Gary Lehmann - Author

Author's Publications and Upcoming Appearances

Name:
Location: Penfield, New York, United States

Gary Lehmann teaches writing and poetry at the Rochester Institute of Technology. His essays, poetry and short stories are widely published—about 60 pieces a year. He is the director of the Athenaeum Poetry group which recently published its second chapbook, Poetic Visions. He is also author of a book of poetry entitled Public Lives and Private Secrets [Foothills Press, 2005], and co-author and editor of a book of poetry entitled The Span I Will Cross [Process Press, 2004]. His poem "Reporting from Fallujah" was nominated for the Pushcart Prize, and his short play, "My Health Care Worker Stole My Jewelry" has recently been produced by GEVA Theatre in Rochester, NY. You can contact him by email at glehmann@rochester.rr.com.

Wednesday, November 15, 2006

Gary Lehmann Receives Second Pushcart Nomination

October 1

Gary Lehmann was nominated by the editors of the Skyline Literary Community for the Pushcart Prize. The poem, "First in Flight" appeared last summer in Skyline Magazine. It has since appeared in Big Pond Rumors in Canada and was reprinted by Skyline in October. It is scheduled to appear in Literary House Review in October 2007.

First in Flight

by
Gary Lehmann

Castle Green had a festival atmosphere as 25,000 to 30,000
people gathered to see a young aeronaut risk his life in a hot air balloon.
Manhattan had been deemed too windy and wet previously.

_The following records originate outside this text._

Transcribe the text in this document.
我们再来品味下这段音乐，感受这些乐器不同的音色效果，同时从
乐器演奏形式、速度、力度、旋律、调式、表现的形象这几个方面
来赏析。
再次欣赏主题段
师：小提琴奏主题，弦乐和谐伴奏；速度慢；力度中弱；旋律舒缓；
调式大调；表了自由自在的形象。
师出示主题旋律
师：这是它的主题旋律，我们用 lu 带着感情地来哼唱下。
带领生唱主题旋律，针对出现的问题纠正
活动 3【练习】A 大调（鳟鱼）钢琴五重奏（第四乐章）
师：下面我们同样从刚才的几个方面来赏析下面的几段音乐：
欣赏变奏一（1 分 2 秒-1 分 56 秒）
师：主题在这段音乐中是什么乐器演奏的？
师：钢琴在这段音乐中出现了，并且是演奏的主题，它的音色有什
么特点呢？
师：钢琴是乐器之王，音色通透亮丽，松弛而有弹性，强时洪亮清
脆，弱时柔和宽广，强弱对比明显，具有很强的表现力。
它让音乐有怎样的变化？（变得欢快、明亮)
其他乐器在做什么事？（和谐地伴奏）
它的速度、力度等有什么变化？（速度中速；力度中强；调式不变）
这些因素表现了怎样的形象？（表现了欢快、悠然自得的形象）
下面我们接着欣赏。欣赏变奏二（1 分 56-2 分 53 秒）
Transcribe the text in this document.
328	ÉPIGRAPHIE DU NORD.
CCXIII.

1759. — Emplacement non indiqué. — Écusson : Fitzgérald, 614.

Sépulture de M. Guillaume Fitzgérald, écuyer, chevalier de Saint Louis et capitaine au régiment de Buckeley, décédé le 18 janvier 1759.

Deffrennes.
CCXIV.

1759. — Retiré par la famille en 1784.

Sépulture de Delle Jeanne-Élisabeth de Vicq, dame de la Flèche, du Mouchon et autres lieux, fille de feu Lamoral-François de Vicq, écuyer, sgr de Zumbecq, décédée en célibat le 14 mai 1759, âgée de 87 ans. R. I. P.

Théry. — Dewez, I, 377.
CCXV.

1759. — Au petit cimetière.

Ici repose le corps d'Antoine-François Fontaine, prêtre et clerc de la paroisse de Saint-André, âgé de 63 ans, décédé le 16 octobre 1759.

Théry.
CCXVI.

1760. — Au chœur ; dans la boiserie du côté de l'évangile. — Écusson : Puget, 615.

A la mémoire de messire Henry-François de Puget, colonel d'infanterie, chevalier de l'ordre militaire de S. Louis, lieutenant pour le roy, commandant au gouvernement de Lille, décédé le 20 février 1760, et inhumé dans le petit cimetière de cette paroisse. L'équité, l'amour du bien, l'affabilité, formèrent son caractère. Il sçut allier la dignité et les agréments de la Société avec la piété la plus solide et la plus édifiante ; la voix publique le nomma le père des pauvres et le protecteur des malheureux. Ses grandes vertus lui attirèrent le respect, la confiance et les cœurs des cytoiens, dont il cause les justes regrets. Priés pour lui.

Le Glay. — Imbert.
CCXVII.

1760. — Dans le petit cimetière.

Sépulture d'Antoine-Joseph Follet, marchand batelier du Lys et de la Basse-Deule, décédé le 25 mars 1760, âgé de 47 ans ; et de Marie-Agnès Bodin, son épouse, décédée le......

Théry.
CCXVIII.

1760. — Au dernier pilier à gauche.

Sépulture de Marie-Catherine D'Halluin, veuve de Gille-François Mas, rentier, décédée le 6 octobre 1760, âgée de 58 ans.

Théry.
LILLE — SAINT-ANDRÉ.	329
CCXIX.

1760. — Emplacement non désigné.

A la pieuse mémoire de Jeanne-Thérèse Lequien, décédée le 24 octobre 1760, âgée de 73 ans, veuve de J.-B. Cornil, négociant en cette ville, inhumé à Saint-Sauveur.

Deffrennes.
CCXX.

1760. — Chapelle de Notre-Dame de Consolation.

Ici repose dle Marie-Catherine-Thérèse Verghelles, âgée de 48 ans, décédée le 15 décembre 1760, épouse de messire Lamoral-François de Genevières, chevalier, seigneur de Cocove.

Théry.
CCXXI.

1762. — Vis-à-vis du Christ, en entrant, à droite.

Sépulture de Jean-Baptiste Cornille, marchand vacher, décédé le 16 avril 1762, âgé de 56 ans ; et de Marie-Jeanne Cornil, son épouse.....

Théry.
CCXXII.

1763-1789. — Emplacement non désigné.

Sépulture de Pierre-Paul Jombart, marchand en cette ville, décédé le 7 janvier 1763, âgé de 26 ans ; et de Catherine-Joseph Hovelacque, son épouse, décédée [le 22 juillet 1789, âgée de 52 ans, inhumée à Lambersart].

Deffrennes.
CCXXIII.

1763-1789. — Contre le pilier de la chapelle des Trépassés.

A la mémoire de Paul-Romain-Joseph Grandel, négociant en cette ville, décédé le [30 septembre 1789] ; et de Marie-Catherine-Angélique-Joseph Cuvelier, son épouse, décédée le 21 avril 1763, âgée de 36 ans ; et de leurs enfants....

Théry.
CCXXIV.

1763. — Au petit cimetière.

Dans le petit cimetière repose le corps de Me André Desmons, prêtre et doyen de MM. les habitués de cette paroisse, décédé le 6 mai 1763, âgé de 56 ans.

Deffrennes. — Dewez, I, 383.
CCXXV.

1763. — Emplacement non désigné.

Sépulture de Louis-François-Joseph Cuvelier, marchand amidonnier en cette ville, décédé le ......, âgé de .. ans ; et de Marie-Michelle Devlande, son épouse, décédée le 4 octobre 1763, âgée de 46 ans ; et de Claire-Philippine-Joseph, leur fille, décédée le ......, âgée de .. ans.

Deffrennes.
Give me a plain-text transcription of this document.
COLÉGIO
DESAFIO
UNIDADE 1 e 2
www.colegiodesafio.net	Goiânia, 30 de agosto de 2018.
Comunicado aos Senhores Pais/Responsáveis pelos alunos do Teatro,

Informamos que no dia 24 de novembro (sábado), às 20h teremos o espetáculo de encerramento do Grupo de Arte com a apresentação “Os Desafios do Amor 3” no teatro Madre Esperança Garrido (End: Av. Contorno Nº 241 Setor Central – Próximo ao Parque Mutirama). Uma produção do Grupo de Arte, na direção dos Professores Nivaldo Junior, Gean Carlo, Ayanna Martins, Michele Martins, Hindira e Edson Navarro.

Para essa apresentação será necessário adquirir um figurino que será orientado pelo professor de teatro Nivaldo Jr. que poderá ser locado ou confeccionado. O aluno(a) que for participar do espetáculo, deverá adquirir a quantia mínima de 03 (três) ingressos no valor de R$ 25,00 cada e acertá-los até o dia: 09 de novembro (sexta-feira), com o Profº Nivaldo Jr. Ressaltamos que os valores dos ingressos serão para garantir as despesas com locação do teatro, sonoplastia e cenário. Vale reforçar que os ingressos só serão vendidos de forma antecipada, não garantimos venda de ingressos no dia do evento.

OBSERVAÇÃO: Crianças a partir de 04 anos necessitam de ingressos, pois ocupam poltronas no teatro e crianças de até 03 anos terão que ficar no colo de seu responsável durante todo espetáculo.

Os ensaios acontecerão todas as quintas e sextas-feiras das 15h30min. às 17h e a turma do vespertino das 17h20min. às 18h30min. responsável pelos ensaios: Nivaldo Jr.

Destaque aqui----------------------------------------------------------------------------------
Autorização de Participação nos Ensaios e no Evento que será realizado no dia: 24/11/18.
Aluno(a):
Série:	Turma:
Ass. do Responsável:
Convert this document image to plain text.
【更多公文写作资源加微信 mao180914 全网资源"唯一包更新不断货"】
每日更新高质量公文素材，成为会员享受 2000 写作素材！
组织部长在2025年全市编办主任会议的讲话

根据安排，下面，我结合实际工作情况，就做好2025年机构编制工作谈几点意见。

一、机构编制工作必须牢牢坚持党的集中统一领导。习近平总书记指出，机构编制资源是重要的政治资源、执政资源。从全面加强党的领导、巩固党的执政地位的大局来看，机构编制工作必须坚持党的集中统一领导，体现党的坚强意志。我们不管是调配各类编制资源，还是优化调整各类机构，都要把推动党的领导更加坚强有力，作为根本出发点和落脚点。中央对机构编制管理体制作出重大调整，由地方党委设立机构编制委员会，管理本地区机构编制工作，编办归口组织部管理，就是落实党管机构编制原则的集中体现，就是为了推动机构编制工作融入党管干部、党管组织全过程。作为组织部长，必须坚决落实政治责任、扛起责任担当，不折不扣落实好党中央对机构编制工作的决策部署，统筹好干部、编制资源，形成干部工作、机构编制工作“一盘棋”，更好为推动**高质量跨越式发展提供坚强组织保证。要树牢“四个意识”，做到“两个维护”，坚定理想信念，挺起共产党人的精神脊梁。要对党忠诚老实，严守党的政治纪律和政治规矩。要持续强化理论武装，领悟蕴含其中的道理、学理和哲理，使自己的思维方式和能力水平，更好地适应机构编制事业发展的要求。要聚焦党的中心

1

At the center of this hub-bub, a giant cotton balloon was being inflated
by maneuvering alternate fire pots close to its cavernous mouth.
As the heat accumulated, the bag began to rise, slump on its side, then stand.

People were amazed as the giant began to move like a sleeping beast.
A well-dressed youth handed out broadsides containing a poem
about the joys of flight penned by one Charles Ferson Durant.

It was this same youth, styling himself also an inventor and astronomer,
who climbed confidently into the wicker basket attached precariously
to the rising balloon by a multitude of thin lines of braided twine.

Bags of sand were dropped and the unstable contraption
arose with many bumps and shudders from the Battery Green.
It headed out over New York harbor in a generally westerly direction.

Ferry boat passengers crowded the rails cheering and holding
their hats and parasols to shade their eyes from the sunny sky.
Thursday, September 9, 1830 something extraordinary happened.

A man rose off the ground, the first in North America, waving his
beaver hat and dropping the rest of his poetry onto the multitudes below
as he sedately drifted toward the Hudson’s west bank -- and beyond.